Le groupe de hackers Jabaroot a diffusé des données de membres des services de sécurité du Maroc et assure disposer d'une base de données avec des informations sur environ 70 000 agents. L'organisation lie la fuite à la crise migratoire de Ceuta et accuse des responsables de la direction de la sécurité marocaine d'avoir participé à la planification de l'entrée massive enregistrée le 30 juillet dernier.
L'information a été publiée ce lundi par El Confidencial, qui assure avoir vérifié une partie de la documentation avec d'anciens membres des services de renseignement marocains. Les hackers présentent l'opération comme "le grand cadeau à l'Europe, et particulièrement à l'Espagne, de Jabaroot".
Parmi les informations compromises figureraient des noms et des données personnelles de membres de la Direction Générale de Supervision du Territoire (DGST), le service de renseignement intérieur marocain, et de la Direction Générale de Sécurité Nationale (DGSN), la Police du pays.
La dimension exacte de la fuite, cependant, nécessite de la prudence. D'autres informations publiées ce lundi indiquent que Jabaroot a divulgué pour l'instant des noms et des dates de naissance d'une vingtaine de membres de la DGST et affirme avoir en sa possession une autre base de données avec environ 70 000 enregistrements. Il n'existe pour le moment aucune confirmation officielle indépendante que ces 70 000 enregistrements correspondent en totalité à des agents de renseignement ou des policiers.
Jabaroot désigne Hammouchi et le principal conseiller du roi
L'accusation la plus pertinente de Jabaroot va au-delà du vol d'informations. Le groupe désigne directement Abdellatif Hammouchi, responsable de la DGST et de la DGSN, et Fouad Ali el Himma, l'un des principaux conseillers du roi Mohamed VI, pour leur supposé rôle dans les événements de Ceuta.
Selon les messages attribués au groupe et recueillis par El Confidencial, tous deux auraient participé à la planification de l'opération qui a conduit à l'entrée massive de migrants dans la ville autonome.
"Ce sont eux qui ont planifié l'attaque pour mettre l'Espagne dans une situation difficile", soutient Jabaroot, qui ajoute que tout aurait eu lieu avec la connaissance de "un grand pays et d'un autre État fictif". Les hackers font ainsi allusion, selon l'interprétation publiée par le journal, aux États-Unis et à Israël, deux alliés stratégiques du Maroc.
Ces accusations proviennent du propre groupe responsable de la fuite et n'ont pas été vérifiées de manière indépendante.
Les hackers promettent de révéler qui "a orchestré" le plan de Ceuta
Jabaroot soutient qu'il conserve encore des documents qui n'ont pas été rendus publics. Le groupe menace de divulguer les noms de ceux qui, selon sa version, "ont orchestré et coordonné le plan de Ceuta".
Il assure également disposer d'ordres adressés à des agents qui se sont déplacés à Fnideq, la localité marocaine de Castillejos située près de la frontière ceutaine, avant et pendant les événements du 30 juillet.
L'entrée massive a laissé des chiffres sans précédent. Environ 72 000 personnes ont traversé la frontière entre le 30 et le 31 juillet, selon les chiffres du gouvernement espagnol recueillis par la suite par des médias internationaux. La plupart sont ensuite retournées au Maroc.
Jusqu'à présent, il n'existe pas de conclusion officielle attribuant la crise à une opération organisée par les autorités marocaines. Les explications avancées depuis lors incluent la diffusion de messages et de vidéos sur les réseaux sociaux, l'action de réseaux dédiés à organiser les traversées et le comportement des autorités à la frontière.
Un groupe qui avait déjà frappé l'État marocain
Jabaroot n'apparaît pas pour la première fois dans cette crise.
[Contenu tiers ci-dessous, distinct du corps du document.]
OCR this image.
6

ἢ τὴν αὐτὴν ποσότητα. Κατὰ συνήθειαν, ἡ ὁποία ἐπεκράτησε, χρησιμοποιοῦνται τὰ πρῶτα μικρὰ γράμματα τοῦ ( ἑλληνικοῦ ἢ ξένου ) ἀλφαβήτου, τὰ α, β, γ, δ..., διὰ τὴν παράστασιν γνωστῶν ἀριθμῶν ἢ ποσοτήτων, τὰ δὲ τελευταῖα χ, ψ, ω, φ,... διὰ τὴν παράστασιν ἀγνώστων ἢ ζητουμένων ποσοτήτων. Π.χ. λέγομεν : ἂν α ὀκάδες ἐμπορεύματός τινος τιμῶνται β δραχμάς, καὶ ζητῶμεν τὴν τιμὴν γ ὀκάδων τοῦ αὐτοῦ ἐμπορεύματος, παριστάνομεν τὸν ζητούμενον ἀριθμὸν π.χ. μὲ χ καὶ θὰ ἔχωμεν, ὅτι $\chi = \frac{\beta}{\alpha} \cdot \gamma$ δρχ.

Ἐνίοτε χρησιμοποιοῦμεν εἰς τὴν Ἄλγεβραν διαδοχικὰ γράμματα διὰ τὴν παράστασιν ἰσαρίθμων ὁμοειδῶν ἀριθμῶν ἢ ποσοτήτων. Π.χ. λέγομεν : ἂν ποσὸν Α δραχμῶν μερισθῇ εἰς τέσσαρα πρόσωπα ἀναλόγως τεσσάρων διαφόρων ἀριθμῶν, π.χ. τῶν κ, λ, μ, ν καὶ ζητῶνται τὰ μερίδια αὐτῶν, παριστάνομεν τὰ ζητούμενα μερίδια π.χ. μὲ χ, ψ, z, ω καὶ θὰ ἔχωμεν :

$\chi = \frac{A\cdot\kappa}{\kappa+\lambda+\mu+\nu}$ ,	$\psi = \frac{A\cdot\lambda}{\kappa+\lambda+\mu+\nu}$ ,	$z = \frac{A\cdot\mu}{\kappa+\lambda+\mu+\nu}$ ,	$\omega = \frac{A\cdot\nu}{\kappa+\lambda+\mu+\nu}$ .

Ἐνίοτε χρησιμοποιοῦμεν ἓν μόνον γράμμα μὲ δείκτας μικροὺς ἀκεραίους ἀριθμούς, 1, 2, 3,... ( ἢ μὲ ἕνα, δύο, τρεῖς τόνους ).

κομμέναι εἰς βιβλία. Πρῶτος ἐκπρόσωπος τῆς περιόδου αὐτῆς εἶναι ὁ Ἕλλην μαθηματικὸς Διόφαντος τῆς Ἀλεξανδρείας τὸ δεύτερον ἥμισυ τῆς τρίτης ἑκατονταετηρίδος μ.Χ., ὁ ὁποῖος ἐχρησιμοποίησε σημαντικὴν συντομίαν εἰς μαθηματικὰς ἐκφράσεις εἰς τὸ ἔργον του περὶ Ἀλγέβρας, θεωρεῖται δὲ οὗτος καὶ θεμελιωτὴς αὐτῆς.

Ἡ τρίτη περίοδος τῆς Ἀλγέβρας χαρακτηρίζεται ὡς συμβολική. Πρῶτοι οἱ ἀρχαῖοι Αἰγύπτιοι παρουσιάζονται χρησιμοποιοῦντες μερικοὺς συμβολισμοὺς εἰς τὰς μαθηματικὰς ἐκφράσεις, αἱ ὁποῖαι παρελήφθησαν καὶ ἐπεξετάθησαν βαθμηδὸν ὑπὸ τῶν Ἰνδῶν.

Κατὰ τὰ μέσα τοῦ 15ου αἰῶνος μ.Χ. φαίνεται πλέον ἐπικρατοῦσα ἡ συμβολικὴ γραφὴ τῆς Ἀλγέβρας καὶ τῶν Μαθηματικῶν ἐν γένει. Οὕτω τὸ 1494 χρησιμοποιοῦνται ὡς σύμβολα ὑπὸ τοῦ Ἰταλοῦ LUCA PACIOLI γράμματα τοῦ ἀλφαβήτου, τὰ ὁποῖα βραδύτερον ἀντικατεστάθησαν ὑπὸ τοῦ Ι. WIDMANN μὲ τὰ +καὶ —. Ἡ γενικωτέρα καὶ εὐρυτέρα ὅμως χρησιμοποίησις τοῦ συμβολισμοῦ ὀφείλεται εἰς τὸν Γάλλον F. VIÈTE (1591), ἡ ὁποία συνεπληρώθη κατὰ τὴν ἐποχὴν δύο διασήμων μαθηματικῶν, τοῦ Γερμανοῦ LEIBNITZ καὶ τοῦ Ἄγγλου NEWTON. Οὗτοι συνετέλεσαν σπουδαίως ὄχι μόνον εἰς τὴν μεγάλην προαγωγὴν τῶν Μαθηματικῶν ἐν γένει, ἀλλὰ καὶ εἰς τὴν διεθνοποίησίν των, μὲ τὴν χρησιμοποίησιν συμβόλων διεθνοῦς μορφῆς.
Le groupe protagonise depuis des mois des fuites contre des institutions marocaines et avait déjà revendiqué des attaques de grande envergure contre des organismes du pays.
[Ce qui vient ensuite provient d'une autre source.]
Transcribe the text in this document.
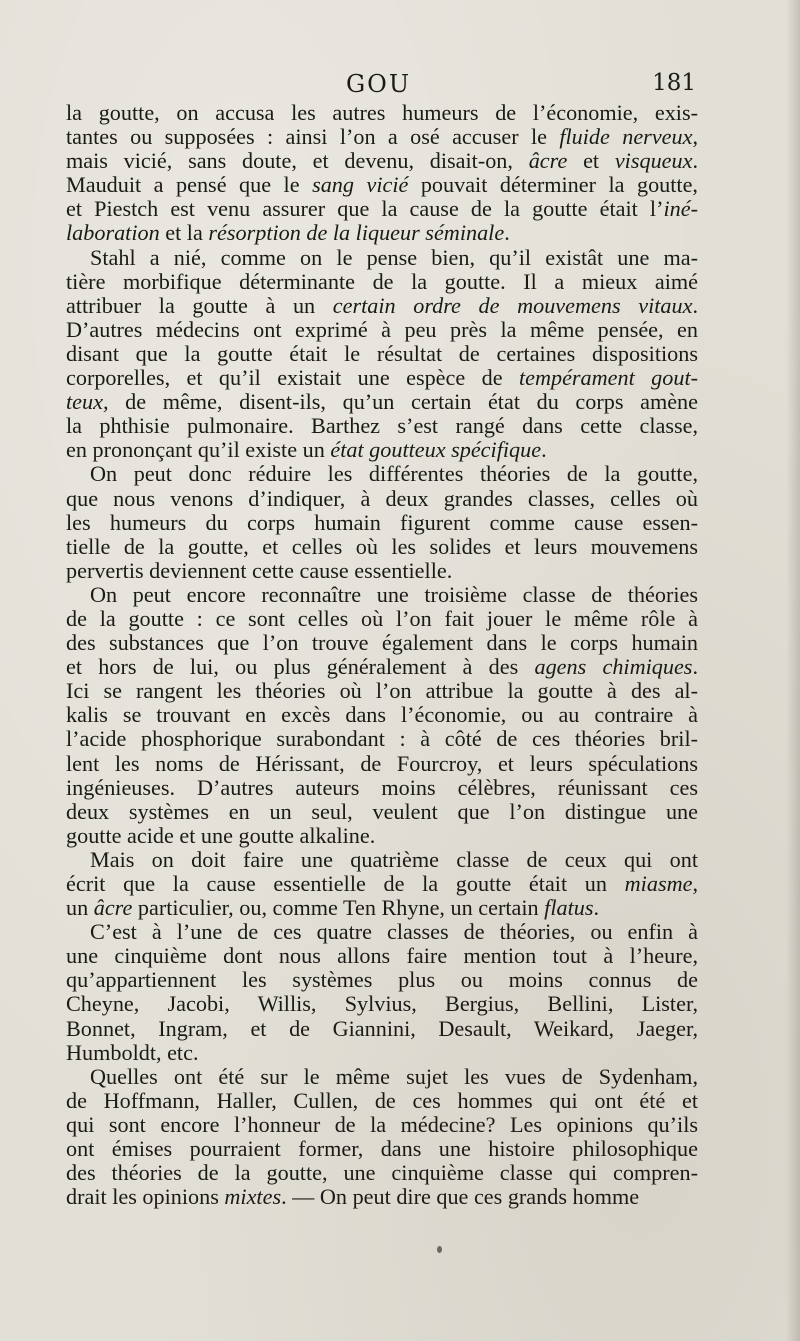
GOU	181

la goutte, on accusa les autres humeurs de l’économie, exis-

tantes ou supposées : ainsi l’on a osé accuser le fluide nerveux,

mais vicié, sans doute, et devenu, disait-on, âcre et visqueux.

Mauduit a pensé que le sang vicié pouvait déterminer la goutte,

et Piestch est venu assurer que la cause de la goutte était l’iné-

laboration et la résorption de la liqueur séminale.

Stahl a nié, comme on le pense bien, qu’il existât une ma-

tière morbifique déterminante de la goutte. Il a mieux aimé

attribuer la goutte à un certain ordre de mouvemens vitaux.

D’autres médecins ont exprimé à peu près la même pensée, en

disant que la goutte était le résultat de certaines dispositions

corporelles, et qu’il existait une espèce de tempérament gout-

teux, de même, disent-ils, qu’un certain état du corps amène

la phthisie pulmonaire. Barthez s’est rangé dans cette classe,

en prononçant qu’il existe un état goutteux spécifique.

On peut donc réduire les différentes théories de la goutte,

que nous venons d’indiquer, à deux grandes classes, celles où

les humeurs du corps humain figurent comme cause essen-

tielle de la goutte, et celles où les solides et leurs mouvemens

pervertis deviennent cette cause essentielle.

On peut encore reconnaître une troisième classe de théories

de la goutte : ce sont celles où l’on fait jouer le même rôle à

des substances que l’on trouve également dans le corps humain

et hors de lui, ou plus généralement à des agens chimiques.

Ici se rangent les théories où l’on attribue la goutte à des al-

kalis se trouvant en excès dans l’économie, ou au contraire à

l’acide phosphorique surabondant : à côté de ces théories bril-

lent les noms de Hérissant, de Fourcroy, et leurs spéculations

ingénieuses. D’autres auteurs moins célèbres, réunissant ces

deux systèmes en un seul, veulent que l’on distingue une

goutte acide et une goutte alkaline.

Mais on doit faire une quatrième classe de ceux qui ont

écrit que la cause essentielle de la goutte était un miasme,

un âcre particulier, ou, comme Ten Rhyne, un certain flatus.

C’est à l’une de ces quatre classes de théories, ou enfin à

une cinquième dont nous allons faire mention tout à l’heure,

qu’appartiennent les systèmes plus ou moins connus de

Cheyne, Jacobi, Willis, Sylvius, Bergius, Bellini, Lister,

Bonnet, Ingram, et de Giannini, Desault, Weikard, Jaeger,

Humboldt, etc.

Quelles ont été sur le même sujet les vues de Sydenham,

de Hoffmann, Haller, Cullen, de ces hommes qui ont été et

qui sont encore l’honneur de la médecine? Les opinions qu’ils

ont émises pourraient former, dans une histoire philosophique

des théories de la goutte, une cinquième classe qui compren-

drait les opinions mixtes. — On peut dire que ces grands homme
Lors de l'une de ces opérations précédentes, des documents liés à la Caisse Nationale de Sécurité Sociale marocaine ont été diffusés. Les autorités du pays ont alors remis en question une partie du matériel filtré et ont affirmé que certains documents étaient inexactes, incomplets ou trompeurs.
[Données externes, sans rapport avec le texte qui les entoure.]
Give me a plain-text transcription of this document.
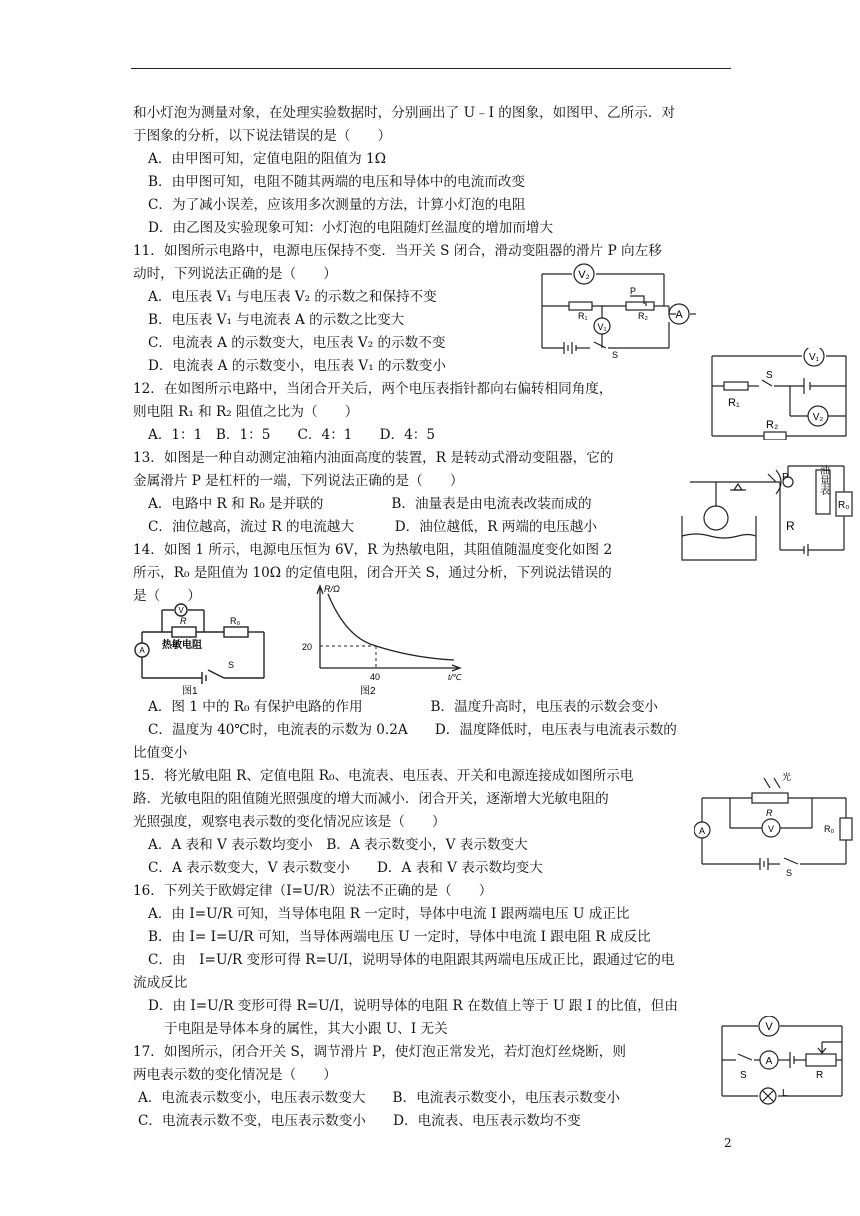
和小灯泡为测量对象，在处理实验数据时，分别画出了 U﹣I 的图象，如图甲、乙所示．对
于图象的分析，以下说法错误的是（　　）
A．由甲图可知，定值电阻的阻值为 1Ω
B．由甲图可知，电阻不随其两端的电压和导体中的电流而改变
C．为了减小误差，应该用多次测量的方法，计算小灯泡的电阻
D．由乙图及实验现象可知：小灯泡的电阻随灯丝温度的增加而增大
11．如图所示电路中，电源电压保持不变．当开关 S 闭合，滑动变阻器的滑片 P 向左移
动时，下列说法正确的是（　　）
A．电压表 V₁ 与电压表 V₂ 的示数之和保持不变
B．电压表 V₁ 与电流表 A 的示数之比变大
C．电流表 A 的示数变大，电压表 V₂ 的示数不变
D．电流表 A 的示数变小，电压表 V₁ 的示数变小
12．在如图所示电路中，当闭合开关后，两个电压表指针都向右偏转相同角度，
则电阻 R₁ 和 R₂ 阻值之比为（　　）
A．1：1　B．1：5　　C．4：1　　D．4：5
13．如图是一种自动测定油箱内油面高度的装置，R 是转动式滑动变阻器，它的
金属滑片 P 是杠杆的一端，下列说法正确的是（　　）
A．电路中 R 和 R₀ 是并联的　　　　　B．油量表是由电流表改装而成的
C．油位越高，流过 R 的电流越大　　　D．油位越低，R 两端的电压越小
14．如图 1 所示，电源电压恒为 6V，R 为热敏电阻，其阻值随温度变化如图 2
所示，R₀ 是阻值为 10Ω 的定值电阻，闭合开关 S，通过分析，下列说法错误的
是（　　）
A．图 1 中的 R₀ 有保护电路的作用　　　　　B．温度升高时，电压表的示数会变小
C．温度为 40℃时，电流表的示数为 0.2A　　D．温度降低时，电压表与电流表示数的
比值变小
15．将光敏电阻 R、定值电阻 R₀、电流表、电压表、开关和电源连接成如图所示电
路．光敏电阻的阻值随光照强度的增大而减小．闭合开关，逐渐增大光敏电阻的
光照强度，观察电表示数的变化情况应该是（　　）
A．A 表和 V 表示数均变小　B．A 表示数变小，V 表示数变大
C．A 表示数变大，V 表示数变小　　D．A 表和 V 表示数均变大
16．下列关于欧姆定律（I=U/R）说法不正确的是（　　）
A．由 I=U/R 可知，当导体电阻 R 一定时，导体中电流 I 跟两端电压 U 成正比
B．由 I= I=U/R 可知，当导体两端电压 U 一定时，导体中电流 I 跟电阻 R 成反比
C．由　I=U/R 变形可得 R=U/I，说明导体的电阻跟其两端电压成正比，跟通过它的电
流成反比
D．由 I=U/R 变形可得 R=U/I，说明导体的电阻 R 在数值上等于 U 跟 I 的比值，但由
于电阻是导体本身的属性，其大小跟 U、I 无关
17．如图所示，闭合开关 S，调节滑片 P，使灯泡正常发光，若灯泡灯丝烧断，则
两电表示数的变化情况是（　　）
A．电流表示数变小，电压表示数变大　　B．电流表示数变小，电压表示数变小
C．电流表示数不变，电压表示数变小　　D．电流表、电压表示数均不变
V₂
V₁
A
R₁	R₂
P
S	V₁
V₂
R₁
R₂
S
P
R
R₀
油量表
V
A
R
热敏电阻
R₀
S
图1
R/Ω
20
40	t/℃
图2
光
R
V
A	R₀
S
V
A
S	R
L
2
L'origine et les connexions de Jabaroot ne sont pas non plus clarifiées. Depuis le Maroc, le groupe a été lié à l'Algérie, le principal rival régional de Rabat, tandis que d'autres accusations l'ont même relié aux services espagnols. Aucune de ces connexions n'a été publiquement établie.
La nouvelle fuite arrive en pleine tension pour Ceuta et alors que l'incertitude demeure sur ce qui a exactement provoqué que des dizaines de milliers de personnes puissent atteindre la ville autonome en à peine quelques heures.